Why did the size discrepancy rumor persist?
Lewis said she has no hard evidence, but she thinks it may stem from trophy hunting.
Typically, she said, trophy hunters would want to take an especially large bear. However, glacier bears may have been sought regardless of their size because of their atypical color.
That could have created a false impression that glacier bears were smaller than black- or cinnamon-colored bears.
While Lewis said it was difficult to get a hard count on the number of glacier bears in the area, she said for many seeing one would be a once-in-a-lifetime event.
About one glacier bear is harvested every year in the portion of Southeast Alaska from Juneau to Haines, Lewis said, and about 1-4 are harvested every year near Yakutat.
That accounts for .4% of black bears harvested in Southeast Alaska, Lewis said.
Lewis said sightings and harvests have stayed relatively steady over the years, and the numbers are too small to allow for an estimate of how many glacier bears reside in Southeast Alaska.
With an apparent link between the bears and ice fields, Lewis said how climate change will affect glacier bears is an open question.
“Deglaciation of this region started a long time ago, but it is being greatly accelerated by human activity,” Lewis said.
She said that includes some positives, such as potential range expansion fueled by an increase in habitat and an increase in berries and flowers in warmer weather.
“But there are some bad sides, too,” Lewis said.
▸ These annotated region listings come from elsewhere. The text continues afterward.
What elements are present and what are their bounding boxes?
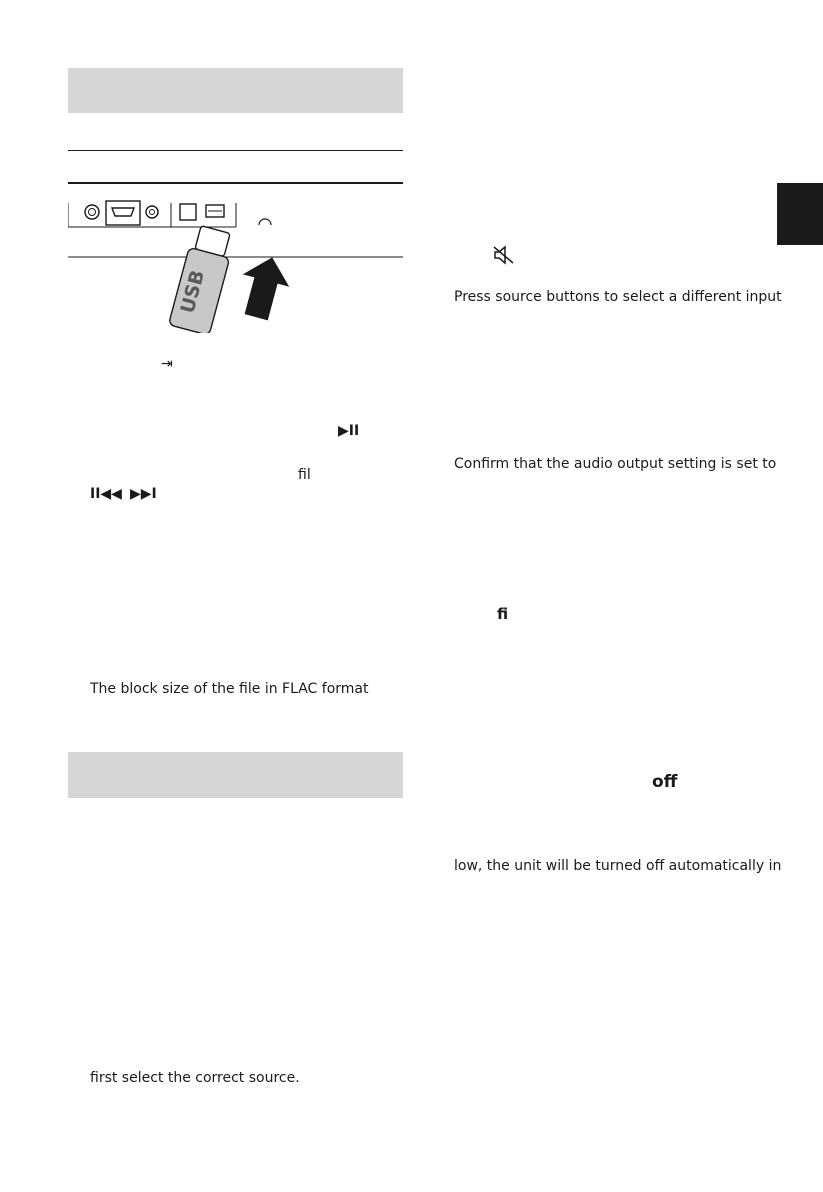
usb-connection-illustration — [68, 183, 408, 333]
language-tab — [777, 183, 823, 245]
hdmi-port-icon — [106, 201, 140, 225]
audio-port-icon — [146, 206, 158, 218]
usb-stick-label: USB — [176, 267, 210, 316]
usb-port-icon — [206, 205, 224, 217]
next-icon: ▶▶I — [130, 486, 157, 502]
section-header-band-2 — [68, 752, 403, 798]
fi-glyph: fil — [298, 467, 311, 483]
divider-rule — [68, 150, 403, 151]
source-buttons-text: Press source buttons to select a different input — [454, 289, 782, 305]
insert-arrow-icon — [233, 251, 295, 323]
mute-icon — [493, 245, 515, 265]
fi-glyph-bold: fi — [497, 605, 509, 623]
play-pause-icon: ▶II — [338, 423, 360, 439]
input-icon: ⇥ — [161, 356, 173, 372]
previous-icon: II◀◀ — [90, 486, 122, 502]
sensor-icon — [259, 219, 271, 225]
usb-stick-icon — [168, 224, 235, 333]
section-header-band — [68, 68, 403, 113]
flac-note-text: The block size of the file in FLAC format — [90, 681, 369, 697]
optical-port-icon — [180, 204, 196, 220]
auto-off-text: low, the unit will be turned off automatically in — [454, 858, 782, 874]
source-note-text: first select the correct source. — [90, 1070, 300, 1086]
coaxial-port-icon — [85, 205, 99, 219]
off-text: off — [652, 772, 678, 792]
audio-output-text: Confirm that the audio output setting is set to — [454, 456, 777, 472]
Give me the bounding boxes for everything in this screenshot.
These include the loss of alpine habitat, weather inhospitable to salmon and ocean acidification. Additionally, populations kept separate by melting glaciers could come into contact, and glacier bear genetics could be diluted.
“There is some potential threats from climate change, specifically for glacier bears,” Lewis said.
She said bear conservation, including not allowing bears access to human food, and fighting climate change are good for both glacier bears and their more typically colored counterparts.
Capital city connection
A research project that included tissue and hair samples from hundreds of black bears was jump-started by a glacier bear in Juneau.
In the early ’00s, multiple nuisance glacier bears in Juneau were relocated out of town and a few died after being struck by vehicles on Egan Drive, Lewis said.
She said it’s likely the bears were related to each other.
While Lewis said people at the time seemed unaware of the rarity of the bears, Alaska Department of Fish and Game Biologist Neil Barten recognized the unlikely opportunity. Barten took samples from the dead bears.
“Those were the first samples that we got,” Lewis said.
Over a decade and hundreds of hair and tissue samples later, research revealed 10 distinct populations of black bears around Southeast Alaska —generally separated by fjords and ice.
Of those populations, four were found to have glacier bears, including populations located near Yakutat, the western area of Glacier Bay, Haines and Skagway and Juneau.
It notably did not include a population of bears located on the Chilkat Peninsula that reside in between two populations known to include glacier bears, Lewis said.
“The Chilkat, while it does have some glaciers high in the mountains, it’s not a big ice area, it’s more just snow-covered mountains, so that suggests there’s either an unsampled population of black bears with glacier bears connected these, ” Lewis said, adding a northern corridor could be a possible location. “Or maybe there’s an association or possibly selective advantage for glacier bears with large ice fields.”